Putting those staff back in the office has been crucial for tax season, allowing clients to drop off physical documents needed to get their returns filed and finished ahead of time. Having even a few people in the office, too, sends a crucial message. McClelland says that a few months after going remote he drove by the office, a heritage home, and saw weeds in the garden, grass untrimmed, and a general sense that the operation was shuttered. Even though he’d gone virtual, McClelland says the outward appearance of the office had to be maintained, and keeping the place staffed even by a skeleton crew is key.

He’s noticing a productivity improvement for his staff in the office, too, especially in groups. For a while McClelland had one person working in the office and heard from them that the experience was eerie. Now with three, even totally distanced from one another, McClelland says there’s a semblance of a team atmosphere driving their productivity.
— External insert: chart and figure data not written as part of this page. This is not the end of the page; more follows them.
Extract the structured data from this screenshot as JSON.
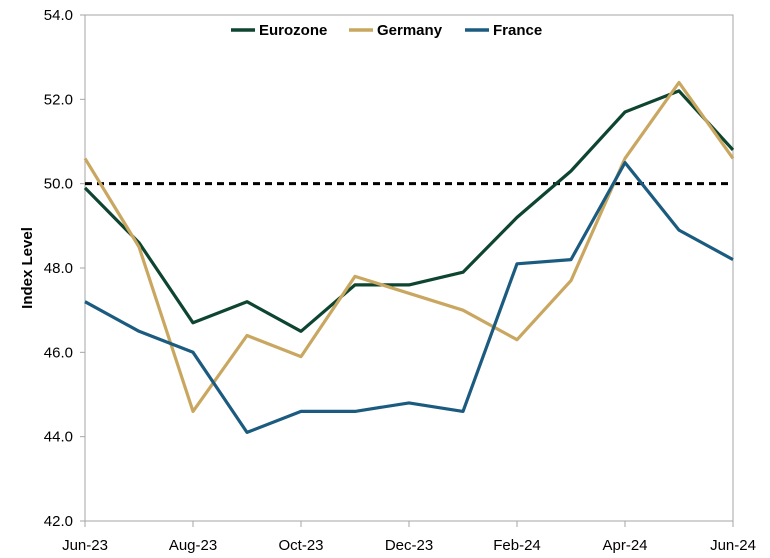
{
  "chart_data": {
    "type": "line",
    "ylabel": "Index Level",
    "ylim": [
      42,
      54
    ],
    "yticks": [
      "42.0",
      "44.0",
      "46.0",
      "48.0",
      "50.0",
      "52.0",
      "54.0"
    ],
    "x": [
      "Jun-23",
      "Jul-23",
      "Aug-23",
      "Sep-23",
      "Oct-23",
      "Nov-23",
      "Dec-23",
      "Jan-24",
      "Feb-24",
      "Mar-24",
      "Apr-24",
      "May-24",
      "Jun-24"
    ],
    "xtick_labels": [
      "Jun-23",
      "Aug-23",
      "Oct-23",
      "Dec-23",
      "Feb-24",
      "Apr-24",
      "Jun-24"
    ],
    "reference_line": {
      "value": 50,
      "style": "dashed",
      "color": "#000000"
    },
    "legend_position": "top-center",
    "grid": false,
    "series": [
      {
        "name": "Eurozone",
        "color": "#0e4530",
        "values": [
          49.9,
          48.6,
          46.7,
          47.2,
          46.5,
          47.6,
          47.6,
          47.9,
          49.2,
          50.3,
          51.7,
          52.2,
          50.8
        ]
      },
      {
        "name": "Germany",
        "color": "#c9a760",
        "values": [
          50.6,
          48.5,
          44.6,
          46.4,
          45.9,
          47.8,
          47.4,
          47.0,
          46.3,
          47.7,
          50.6,
          52.4,
          50.6
        ]
      },
      {
        "name": "France",
        "color": "#1c5b80",
        "values": [
          47.2,
          46.5,
          46.0,
          44.1,
          44.6,
          44.6,
          44.8,
          44.6,
          48.1,
          48.2,
          50.5,
          48.9,
          48.2
        ]
      }
    ]
  }
}
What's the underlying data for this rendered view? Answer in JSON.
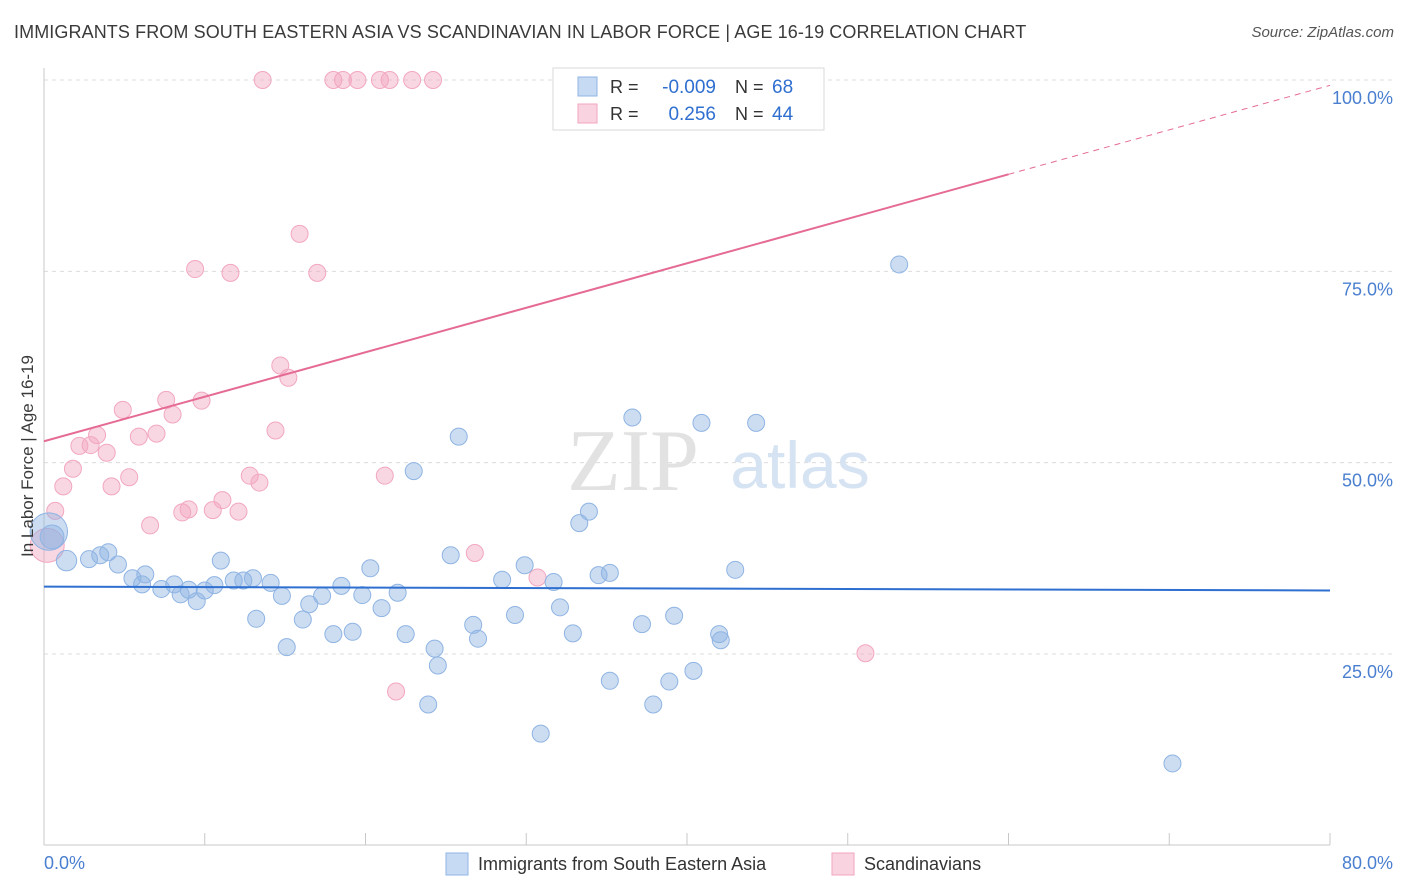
{
  "header": {
    "title": "IMMIGRANTS FROM SOUTH EASTERN ASIA VS SCANDINAVIAN IN LABOR FORCE | AGE 16-19 CORRELATION CHART",
    "source": "Source: ZipAtlas.com"
  },
  "watermark": {
    "zip": "ZIP",
    "atlas": "atlas"
  },
  "colors": {
    "blue": "#8fb4e3",
    "blue_line": "#2f6fd0",
    "pink": "#f2a7bf",
    "pink_line": "#e56b94",
    "axis_label": "#4a7fd0",
    "grid": "#dcdcdc"
  },
  "stats_box": {
    "rows": [
      {
        "r_label": "R =",
        "r_value": "-0.009",
        "n_label": "N =",
        "n_value": "68"
      },
      {
        "r_label": "R =",
        "r_value": "0.256",
        "n_label": "N =",
        "n_value": "44"
      }
    ]
  },
  "legend": {
    "items": [
      {
        "label": "Immigrants from South Eastern Asia"
      },
      {
        "label": "Scandinavians"
      }
    ]
  },
  "chart_data": {
    "type": "scatter",
    "title": "IMMIGRANTS FROM SOUTH EASTERN ASIA VS SCANDINAVIAN IN LABOR FORCE | AGE 16-19 CORRELATION CHART",
    "xlabel": "",
    "ylabel": "In Labor Force | Age 16-19",
    "xlim": [
      0,
      80
    ],
    "ylim": [
      3,
      105
    ],
    "x_tick_labels": [
      "0.0%",
      "80.0%"
    ],
    "y_ticks": [
      25,
      50,
      75,
      100
    ],
    "y_tick_labels": [
      "25.0%",
      "50.0%",
      "75.0%",
      "100.0%"
    ],
    "series": [
      {
        "name": "Immigrants from South Eastern Asia",
        "color": "#8fb4e3",
        "trend": {
          "x": [
            0,
            80
          ],
          "y": [
            33.8,
            33.3
          ],
          "dashed_after": null
        },
        "points": [
          [
            0.3,
            41.0,
            2.2
          ],
          [
            0.5,
            40.3,
            1.4
          ],
          [
            1.4,
            37.2,
            1.2
          ],
          [
            3.5,
            37.9,
            1.0
          ],
          [
            4.0,
            38.3,
            1.0
          ],
          [
            2.8,
            37.4,
            1.0
          ],
          [
            4.6,
            36.7,
            1.0
          ],
          [
            5.5,
            34.9,
            1.0
          ],
          [
            6.3,
            35.4,
            1.0
          ],
          [
            6.1,
            34.1,
            1.0
          ],
          [
            7.3,
            33.5,
            1.0
          ],
          [
            8.1,
            34.1,
            1.0
          ],
          [
            9.0,
            33.4,
            1.0
          ],
          [
            8.5,
            32.8,
            1.0
          ],
          [
            10.0,
            33.3,
            1.0
          ],
          [
            10.6,
            34.0,
            1.0
          ],
          [
            11.0,
            37.2,
            1.0
          ],
          [
            9.5,
            31.9,
            1.0
          ],
          [
            11.8,
            34.6,
            1.0
          ],
          [
            12.4,
            34.6,
            1.0
          ],
          [
            13.0,
            34.9,
            1.0
          ],
          [
            14.1,
            34.3,
            1.0
          ],
          [
            13.2,
            29.6,
            1.0
          ],
          [
            14.8,
            32.6,
            1.0
          ],
          [
            16.1,
            29.5,
            1.0
          ],
          [
            15.1,
            25.9,
            1.0
          ],
          [
            16.5,
            31.5,
            1.0
          ],
          [
            17.3,
            32.6,
            1.0
          ],
          [
            18.0,
            27.6,
            1.0
          ],
          [
            18.5,
            33.9,
            1.0
          ],
          [
            19.8,
            32.7,
            1.0
          ],
          [
            19.2,
            27.9,
            1.0
          ],
          [
            20.3,
            36.2,
            1.0
          ],
          [
            21.0,
            31.0,
            1.0
          ],
          [
            22.5,
            27.6,
            1.0
          ],
          [
            22.0,
            33.0,
            1.0
          ],
          [
            24.3,
            25.7,
            1.0
          ],
          [
            24.5,
            23.5,
            1.0
          ],
          [
            23.9,
            18.4,
            1.0
          ],
          [
            25.3,
            37.9,
            1.0
          ],
          [
            25.8,
            53.4,
            1.0
          ],
          [
            23.0,
            48.9,
            1.0
          ],
          [
            26.7,
            28.8,
            1.0
          ],
          [
            27.0,
            27.0,
            1.0
          ],
          [
            28.5,
            34.7,
            1.0
          ],
          [
            29.3,
            30.1,
            1.0
          ],
          [
            29.9,
            36.6,
            1.0
          ],
          [
            30.9,
            14.6,
            1.0
          ],
          [
            31.7,
            34.4,
            1.0
          ],
          [
            32.1,
            31.1,
            1.0
          ],
          [
            32.9,
            27.7,
            1.0
          ],
          [
            33.3,
            42.1,
            1.0
          ],
          [
            33.9,
            43.6,
            1.0
          ],
          [
            34.5,
            35.3,
            1.0
          ],
          [
            35.2,
            35.6,
            1.0
          ],
          [
            35.2,
            21.5,
            1.0
          ],
          [
            36.6,
            55.9,
            1.0
          ],
          [
            37.2,
            28.9,
            1.0
          ],
          [
            37.9,
            18.4,
            1.0
          ],
          [
            38.9,
            21.4,
            1.0
          ],
          [
            39.2,
            30.0,
            1.0
          ],
          [
            40.4,
            22.8,
            1.0
          ],
          [
            40.9,
            55.2,
            1.0
          ],
          [
            42.0,
            27.6,
            1.0
          ],
          [
            42.1,
            26.8,
            1.0
          ],
          [
            43.0,
            36.0,
            1.0
          ],
          [
            44.3,
            55.2,
            1.0
          ],
          [
            53.2,
            75.9,
            1.0
          ],
          [
            70.2,
            10.7,
            1.0
          ]
        ]
      },
      {
        "name": "Scandinavians",
        "color": "#f2a7bf",
        "trend": {
          "x": [
            0,
            80
          ],
          "y": [
            52.8,
            99.3
          ],
          "dashed_after": 60.0
        },
        "points": [
          [
            0.2,
            39.2,
            2.0
          ],
          [
            0.7,
            43.7,
            1.0
          ],
          [
            1.2,
            46.9,
            1.0
          ],
          [
            1.8,
            49.2,
            1.0
          ],
          [
            2.2,
            52.2,
            1.0
          ],
          [
            2.9,
            52.3,
            1.0
          ],
          [
            3.3,
            53.6,
            1.0
          ],
          [
            3.9,
            51.3,
            1.0
          ],
          [
            4.2,
            46.9,
            1.0
          ],
          [
            4.9,
            56.9,
            1.0
          ],
          [
            5.3,
            48.1,
            1.0
          ],
          [
            5.9,
            53.4,
            1.0
          ],
          [
            6.6,
            41.8,
            1.0
          ],
          [
            7.0,
            53.8,
            1.0
          ],
          [
            7.6,
            58.2,
            1.0
          ],
          [
            8.0,
            56.3,
            1.0
          ],
          [
            8.6,
            43.5,
            1.0
          ],
          [
            9.0,
            43.9,
            1.0
          ],
          [
            9.4,
            75.3,
            1.0
          ],
          [
            9.8,
            58.1,
            1.0
          ],
          [
            10.5,
            43.8,
            1.0
          ],
          [
            11.1,
            45.1,
            1.0
          ],
          [
            11.6,
            74.8,
            1.0
          ],
          [
            12.1,
            43.6,
            1.0
          ],
          [
            12.8,
            48.3,
            1.0
          ],
          [
            13.4,
            47.4,
            1.0
          ],
          [
            13.6,
            100.0,
            1.0
          ],
          [
            14.4,
            54.2,
            1.0
          ],
          [
            14.7,
            62.7,
            1.0
          ],
          [
            15.2,
            61.1,
            1.0
          ],
          [
            15.9,
            79.9,
            1.0
          ],
          [
            17.0,
            74.8,
            1.0
          ],
          [
            18.0,
            100.0,
            1.0
          ],
          [
            18.6,
            100.0,
            1.0
          ],
          [
            19.5,
            100.0,
            1.0
          ],
          [
            20.9,
            100.0,
            1.0
          ],
          [
            21.2,
            48.3,
            1.0
          ],
          [
            21.5,
            100.0,
            1.0
          ],
          [
            22.9,
            100.0,
            1.0
          ],
          [
            24.2,
            100.0,
            1.0
          ],
          [
            21.9,
            20.1,
            1.0
          ],
          [
            26.8,
            38.2,
            1.0
          ],
          [
            30.7,
            35.0,
            1.0
          ],
          [
            51.1,
            25.1,
            1.0
          ]
        ]
      }
    ]
  }
}
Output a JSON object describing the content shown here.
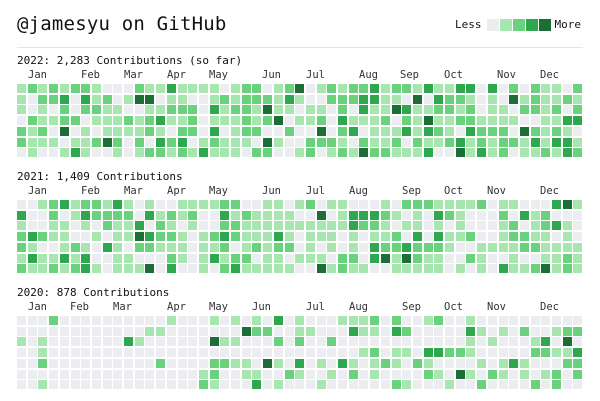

“I think by doing it this way I'm protecting my staff, my clients, and my practice,” McClelland says. “If I brought my three-person client service team into the office and one of them gets it, then I could lose my whole service team for weeks or even months. I can't take that risk. I'm safer, being cautious leaving them at home.”

Safety remains a top priority for McClelland. He’s preparing for a second wave by doing his part to prevent it. He’s installing plexiglass in meeting rooms for when face-to-face client meetings can begin again. Come July he may scale up to four people in the office, but doesn’t plan to rush faster than that, noting that through Zoom his firm has been able to meet clients as regularly as they had before the outbreak.

In those meetings, McClelland is advocating for rebalancing, as he did through the initial downturn. Most of his clients are in balanced portfolios of a roughly 60 per cent equity, 10 per cent real estate, and 30 per cent bond allocation. Most of those portfolios automatically rebalance, though McClelland raised the thresholds for automatic rebalancing to cope with recent volatility.

Most of the rebalancing, manual and automatic, during the downturn was from fixed income into equities. McClelland says that after the significant bounce back in equities since April, he and his team have rebalanced client portfolios towards fixed income again. Not only has this been key in maintaining investment goals, but those rebalances are putting clients back into the diversified, defensive positions they’ll need should a dramatic second wave prompt another selloff. McClelland is advocating this defensiveness because something about this recent recovery, in his words, “doesn’t feel right.” He’s concerned that rebounds in indexes like the Nasdaq are driven by big firms like Amazon, hiding a weakness among smaller performers.

As a business owner, McClelland accepts that all these precautions can be frustrating, but he’s maintaining perspective by remembering that we’re all in this together and, relative to so many other entrepreneurs, he’s in a pretty good place.

“I'm lucky that I've got a ton of reoccurring revenue and it even though my revenue did drop 20 per cent at one point, I still had 80 per cent whereas so many businesses went from 100 to zero or 100 to 10 or 20 per cent,” McClelland says. “This could be the new normal for a while…so just adapt. Before you were focusing on your local market, now that you're having to use social media and online marketing, your marketplace is much bigger. Stop beating yourself up because you can't do what you used to do, figure out how to do it differently.”